On 6 January 1885 Emperor Wilhelm I issued an official letter of protection for the Dubréka and Dembia colonies. Colin agreed to pay the cost of building a German colonial administration, but this never happened. As a result of the West Africa Conference, France and Germany began to delineate their spheres of influence and spheres of influence as of February 1885. Bismarck’s aim was to weaken French revanchism and to encourage its colonial ambitions instead, which would have the effect of pitting France against England.

==Agreement with France==
After Nachtigal's death in April 1885 the German ambassador in Paris, Prince Chlodwig zu Hohenlohe-Schillingsfürst, sought an understanding with France. Colin’s interests were not the only ones to be considered: the German firm of Wölber & Brohm was campaigning to round out the borders of Togoland in return for renouncing Kapitaï and Koba and Bismarck placed greater value of good relations with France than on trying to secure Colin’s possessions. On the other hand the ambassador’s cousin Prince Hohenlohe-Langenburg, who sat on the board of Colin's company, tried to persuade him to ask France to renounce its claims on Kapitaï and Koba, otherwise Colin's company would suffer significant losses. Negotiations paused in the summer of 1885, but when they resumed in November of the same year, Herbert von Bismarck's threat to Paris that "if necessary, Germany would definitely settle Sangareah Bay" was only a bluff to force a decision.

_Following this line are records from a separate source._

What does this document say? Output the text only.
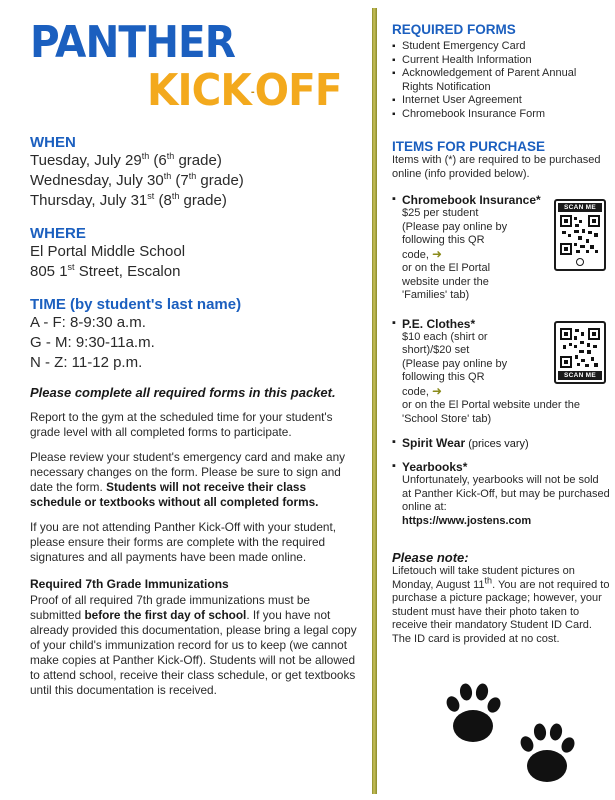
PANTHER
KICK-OFF
WHEN
Tuesday, July 29th (6th grade)
Wednesday, July 30th (7th grade)
Thursday, July 31st (8th grade)
WHERE
El Portal Middle School
805 1st Street, Escalon
TIME (by student's last name)
A - F: 8-9:30 a.m.
G - M: 9:30-11a.m.
N - Z: 11-12 p.m.
Please complete all required forms in this packet.
Report to the gym at the scheduled time for your student's grade level with all completed forms to participate.
Please review your student's emergency card and make any necessary changes on the form. Please be sure to sign and date the form. Students will not receive their class schedule or textbooks without all completed forms.
If you are not attending Panther Kick-Off with your student, please ensure their forms are complete with the required signatures and all payments have been made online.
Required 7th Grade Immunizations
Proof of all required 7th grade immunizations must be submitted before the first day of school. If you have not already provided this documentation, please bring a legal copy of your child's immunization record for us to keep (we cannot make copies at Panther Kick-Off). Students will not be allowed to attend school, receive their class schedule, or get textbooks until this documentation is received.
REQUIRED FORMS
▪ Student Emergency Card
▪ Current Health Information
▪ Acknowledgement of Parent Annual Rights Notification
▪ Internet User Agreement
▪ Chromebook Insurance Form
ITEMS FOR PURCHASE
Items with (*) are required to be purchased online (info provided below).
▪ Chromebook Insurance*
$25 per student
(Please pay online by following this QR code, ➜
or on the El Portal website under the 'Families' tab)
SCAN ME
▪ P.E. Clothes*
$10 each (shirt or short)/$20 set
(Please pay online by following this QR code, ➜
or on the El Portal website under the 'School Store' tab)
SCAN ME
▪ Spirit Wear (prices vary)
▪ Yearbooks*
Unfortunately, yearbooks will not be sold at Panther Kick-Off, but may be purchased online at:
https://www.jostens.com
Please note:
Lifetouch will take student pictures on Monday, August 11th. You are not required to purchase a picture package; however, your student must have their photo taken to receive their mandatory Student ID Card. The ID card is provided at no cost.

In the German-French Protocol of 24 December 1885, Germany finally acknowledged France's sovereignty over the region. In return, the German Empire received Batanga in Cameroon and Anecho in Togo by way of compensation. Colin's "German-African business" fell under French jurisdiction and Prince Hermann zu Hohenlohe-Langenburg withdrew from the company.

==Modern era==
In modern Guinea Koba together with Taboriya forms the subprefecture of Koba-Tatema in Boffa Prefecture. Khabitaye is a 4,900 hectare national park, while Kapitaï’s former administrative centre of Yatiya now falls within the subprefecture of Khorira.